A minor change is that in the TV series, Tyrion describes it as a book that every king should read, but in the novels, it is Tyrion's uncle Kevan who says this, but he was not present in the TV episode. The subtle distinction is that because Kevan is Tywin's trusted lieutenant and a reliable member of the Lannister inner circle, his praise of the book as required reading for any king objectively establishes that it is an appropriate gift for a young king on his wedding day (instead of merely being Tyrion's opinion of his own gift). However, Joffrey (unlike in the show where he makes a somewhat courteous acceptance of the gift) rudely dismisses it, implies that Tyrion's fondness of reading has made him effectively impotent and makes another crass public declaration of his intention to bed Sansa at some point in the future.

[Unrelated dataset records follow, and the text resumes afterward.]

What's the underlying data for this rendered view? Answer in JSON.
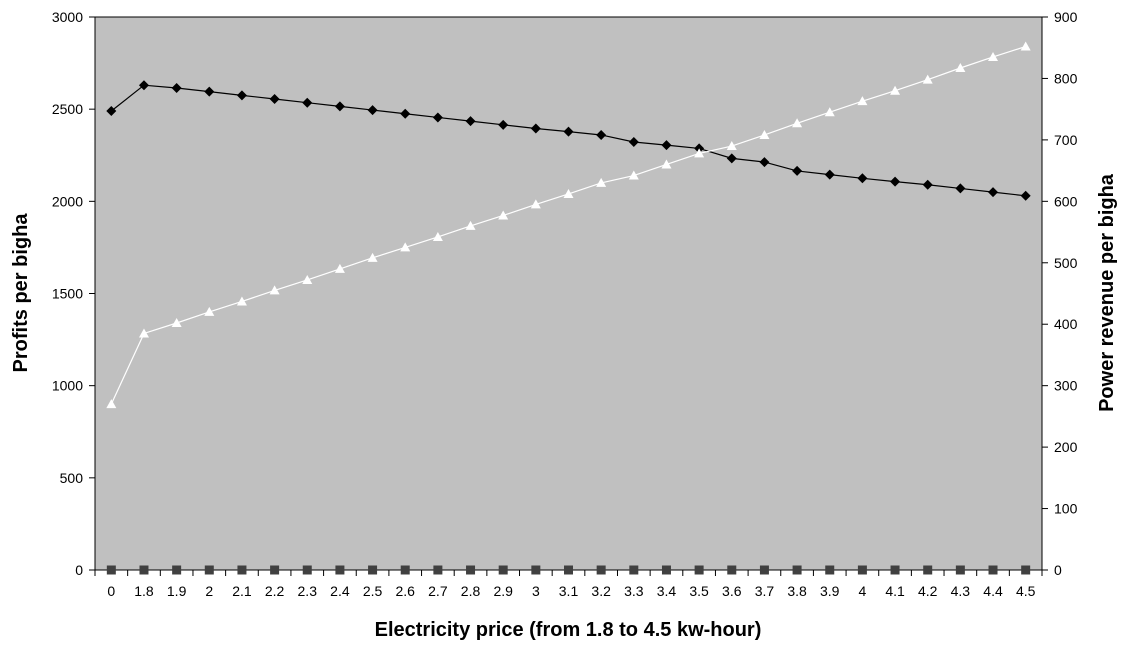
{
  "chart_data": {
    "type": "line",
    "title": "",
    "xlabel": "Electricity price (from 1.8 to 4.5 kw-hour)",
    "ylabel_left": "Profits per bigha",
    "ylabel_right": "Power revenue per bigha",
    "ylim_left": [
      0,
      3000
    ],
    "ylim_right": [
      0,
      900
    ],
    "yticks_left": [
      "0",
      "500",
      "1000",
      "1500",
      "2000",
      "2500",
      "3000"
    ],
    "yticks_right": [
      "0",
      "100",
      "200",
      "300",
      "400",
      "500",
      "600",
      "700",
      "800",
      "900"
    ],
    "grid": false,
    "legend": "none",
    "plot_background": "#c0c0c0",
    "categories": [
      "0",
      "1.8",
      "1.9",
      "2",
      "2.1",
      "2.2",
      "2.3",
      "2.4",
      "2.5",
      "2.6",
      "2.7",
      "2.8",
      "2.9",
      "3",
      "3.1",
      "3.2",
      "3.3",
      "3.4",
      "3.5",
      "3.6",
      "3.7",
      "3.8",
      "3.9",
      "4",
      "4.1",
      "4.2",
      "4.3",
      "4.4",
      "4.5"
    ],
    "series": [
      {
        "axis": "left",
        "marker": "diamond",
        "color": "#000000",
        "values": [
          2490,
          2630,
          2615,
          2595,
          2575,
          2555,
          2535,
          2515,
          2495,
          2475,
          2455,
          2435,
          2415,
          2395,
          2378,
          2360,
          2322,
          2305,
          2287,
          2233,
          2213,
          2165,
          2145,
          2125,
          2107,
          2090,
          2070,
          2050,
          2030
        ]
      },
      {
        "axis": "right",
        "marker": "triangle",
        "color": "#ffffff",
        "values": [
          270,
          385,
          402,
          420,
          437,
          455,
          472,
          490,
          508,
          525,
          542,
          560,
          577,
          595,
          612,
          630,
          642,
          660,
          678,
          690,
          708,
          727,
          745,
          763,
          780,
          798,
          817,
          835,
          852
        ]
      },
      {
        "axis": "right",
        "marker": "square",
        "color": "#404040",
        "values": [
          0,
          0,
          0,
          0,
          0,
          0,
          0,
          0,
          0,
          0,
          0,
          0,
          0,
          0,
          0,
          0,
          0,
          0,
          0,
          0,
          0,
          0,
          0,
          0,
          0,
          0,
          0,
          0,
          0
        ]
      }
    ]
  }
}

The TV series did not stress that the physical book which Tyrion gave Joffrey was incalculably rare. In the books, Joffrey hacks the book apart before anyone can react, only after which he is told by Garlan Tyrell that it was one of only four surviving original copies. Joffrey's gleeful response is to flippantly note that there are only three surviving copies now. Oberyn Martell remarks to Tyrion soon afterward that during the time he spent studying at the Citadel, he once had the good fortune to be allowed to view the one original copy of the book which it possessed, carefully guarded under lock and key. Oberyn recognized its illuminations as a masterpiece and is insulted that the boy-king needlessly destroyed such treasured artwork.